Pour le secteur des fleurs et pépiniéristes : ce secteur a connu un quasi-arrêt de son activité, avec à la clé des pertes de chiffres d’affaires et de récoltes. Des aides financières directes sont requises pour ces entreprises par activation des dispositions prévues à l’article 219 du règlement 1308/2013.

 

– Pour le secteur du sucre et de l’éthanol : ce secteur va être confronté à une situation très dégradée très rapidement. Le marché de l’énergie a baissé de façon importante, entrainant à sa suite les prix et les volumes de l’éthanol carburant. Le ralentissement de l’activité économique globale qui va suivre la fin de la crise sanitaire ne permet pas d’espérer une amélioration réelle.

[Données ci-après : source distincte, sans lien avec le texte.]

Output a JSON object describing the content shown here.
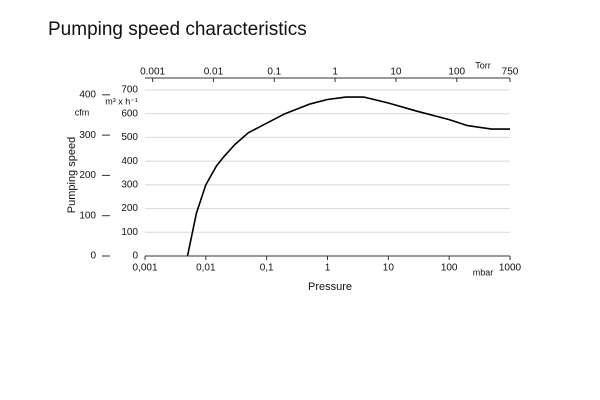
{
  "chart_data": {
    "type": "line",
    "title": "Pumping speed characteristics",
    "x_label": "Pressure",
    "y_label": "Pumping speed",
    "x_unit": "mbar",
    "x2_unit": "Torr",
    "y_unit": "m³ x h⁻¹",
    "y2_unit": "cfm",
    "x_scale": "log",
    "x2_scale": "log",
    "x": [
      0.005,
      0.007,
      0.01,
      0.015,
      0.02,
      0.03,
      0.05,
      0.1,
      0.2,
      0.5,
      1,
      2,
      4,
      10,
      30,
      100,
      200,
      500,
      1000
    ],
    "series": [
      {
        "name": "Pumping speed",
        "color": "#000000",
        "values": [
          0,
          180,
          300,
          380,
          420,
          470,
          520,
          560,
          600,
          640,
          660,
          670,
          670,
          645,
          610,
          575,
          550,
          535,
          535
        ]
      }
    ],
    "xlim": [
      0.001,
      1000
    ],
    "xticks": [
      {
        "value": 0.001,
        "label": "0,001"
      },
      {
        "value": 0.01,
        "label": "0,01"
      },
      {
        "value": 0.1,
        "label": "0,1"
      },
      1,
      10,
      100,
      1000
    ],
    "x2lim": [
      0.00075,
      750
    ],
    "x2ticks": [
      0.001,
      0.01,
      0.1,
      1,
      10,
      100,
      750
    ],
    "ylim": [
      0,
      700
    ],
    "yticks": [
      0,
      100,
      200,
      300,
      400,
      500,
      600,
      700
    ],
    "y2lim": [
      0,
      412
    ],
    "y2ticks": [
      0,
      100,
      200,
      300,
      400
    ],
    "grid": true
  }
}
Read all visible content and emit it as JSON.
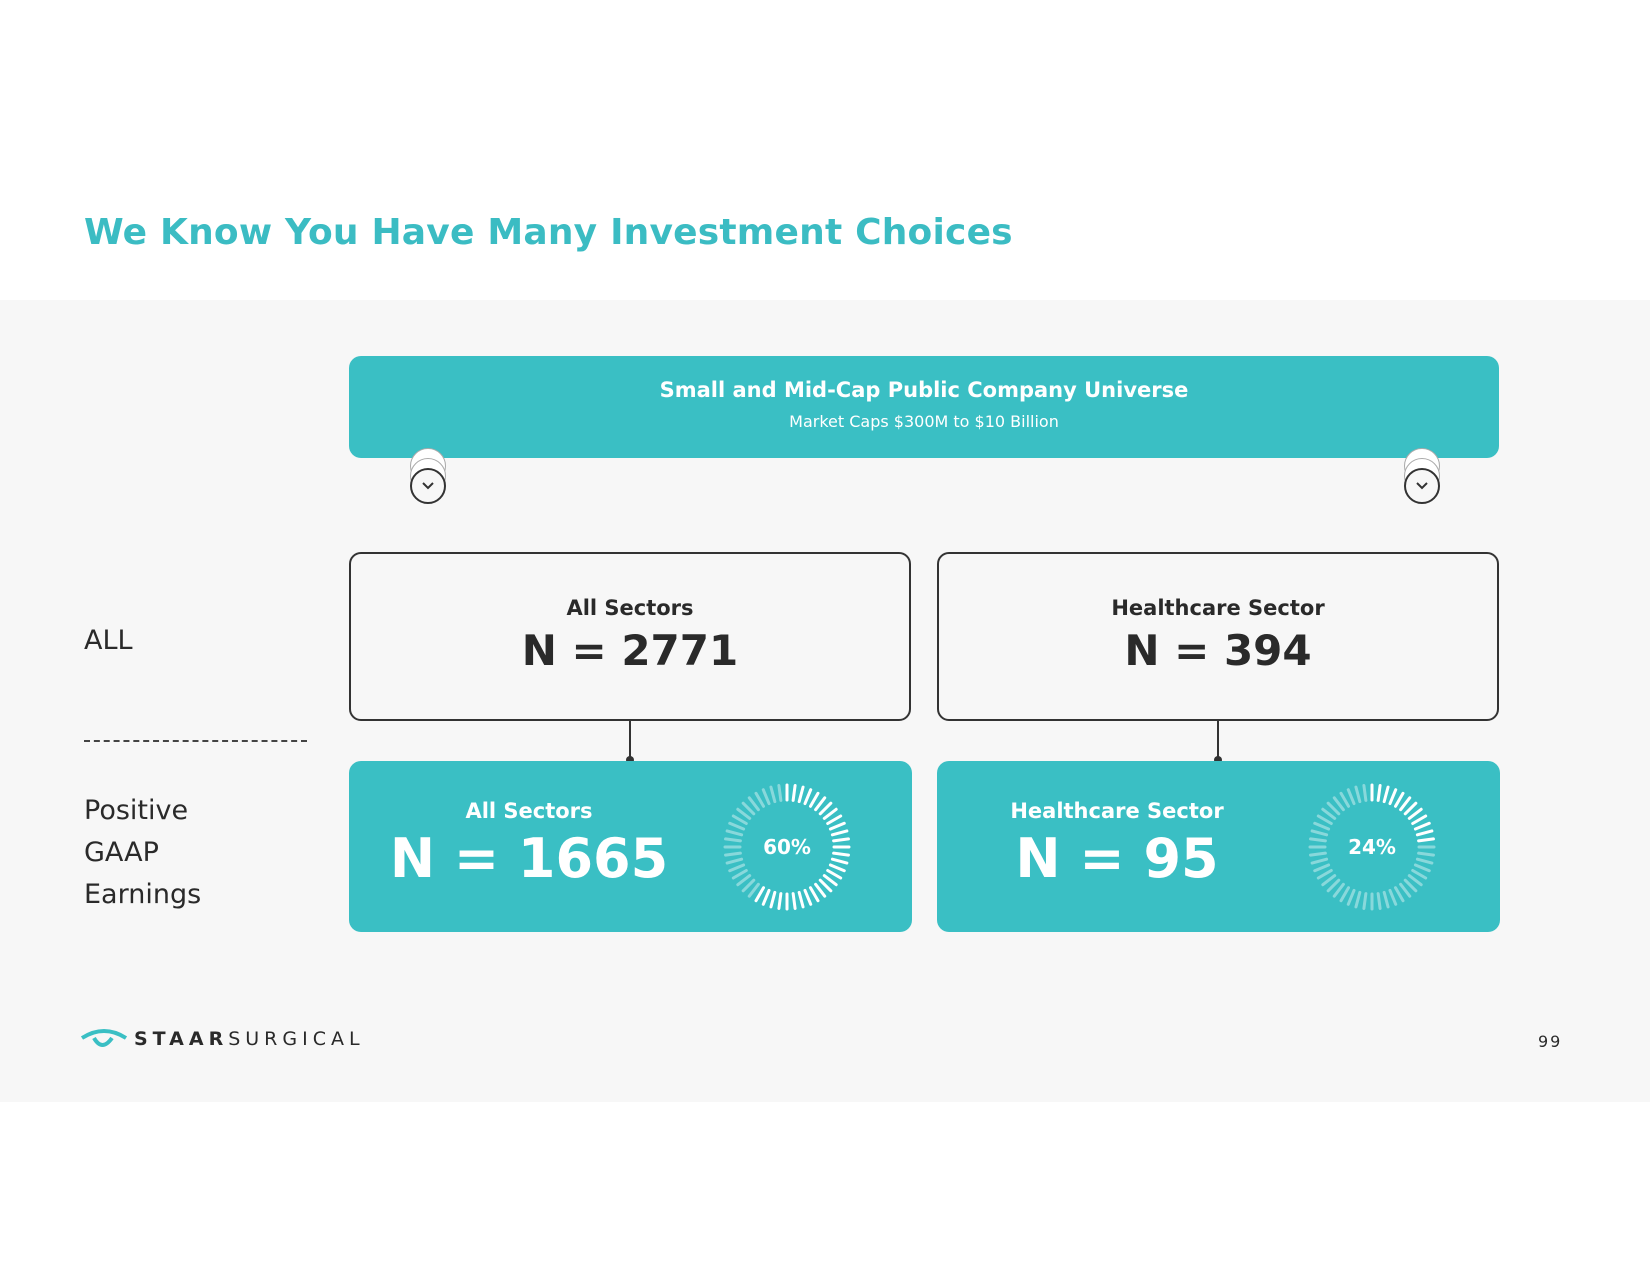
{
  "title": "We Know You Have Many Investment Choices",
  "universe": {
    "title": "Small and Mid-Cap Public Company Universe",
    "subtitle": "Market Caps $300M to $10 Billion"
  },
  "rows": {
    "all_label": "ALL",
    "positive_label": [
      "Positive",
      "GAAP",
      "Earnings"
    ]
  },
  "all": [
    {
      "label": "All Sectors",
      "n": "N = 2771"
    },
    {
      "label": "Healthcare Sector",
      "n": "N = 394"
    }
  ],
  "positive": [
    {
      "label": "All Sectors",
      "n": "N = 1665",
      "pct_text": "60%",
      "pct": 60
    },
    {
      "label": "Healthcare Sector",
      "n": "N = 95",
      "pct_text": "24%",
      "pct": 24
    }
  ],
  "colors": {
    "accent": "#3abfc4",
    "text": "#2a2a2a"
  },
  "footer": {
    "logo_bold": "STAAR",
    "logo_light": "SURGICAL",
    "page": "99"
  }
}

Trois conséquences pour les filières sucre et éthanol européennes :
– une plus forte disponibilité de sucre au niveau mondial du fait de la réorientation d’une partie des capacités d’éthanol du Brésil vers la production de sucre, et donc une baisse des cours mondiaux du sucre,

– une baisse des prix de l’éthanol sur le marché européen

– un ralentissement de la demande d’éthanol sur le marché américain qui se soldera par des quantités US qui seront réorientées vers le marché mondial et donc seraient susceptibles, sans précaution, d’inonder le marché européen.

—> dès lors, il convient de prendre des mesures urgentes préservant à la fois la rentabilité pour les productions européennes sur le marché européen et une certaine fluidité des échanges mondiaux de sucre. La Commission doit s’engager sans tarder dans une analyse des équilibres de marché et définir les actions régulatrices des importations et de leur prix à prendre afin de préserver le marché européen, notamment à très court terme de l’éthanol.

 

– Pour le secteur céréales : le secteur européen des céréales et grandes cultures subira le double impact d’une récession très probable au niveau mondial, du faible prix de l’énergie, de la baisse prévisible des cours US de maïs et d’une politique commerciale agressive des Etats Unis sur les marchés agricoles, politique déjà marquée avant la crise sanitaire par l’accord Chine-USA qui relègue au second plan des priorités chinoises les sources européennes d’approvisionnement.

 

Au delà des actions spécifiques à prendre pour chaque secteur, un plan européen de crise doit être préparé pour l’ensemble des secteurs afin de préserver le maximum de structures des chutes de marges auxquelles elles risquent de devoir faire face. Ce fonds doit pouvoir apporter aux agriculteurs des aides directes de compensation partielle de pertes de marge et des garanties de prêts de trésorerie. Un plan européen d’aides financières à la perte de marges doit être mis en place.
L’ensemble de ces mesures doit être financé par abondement du budget PAC. Il ne ferait aucun sens de diminuer les aides directes PAC aux agriculteurs pour financer un fonds de crise de sauvetage de l’agriculture européenne.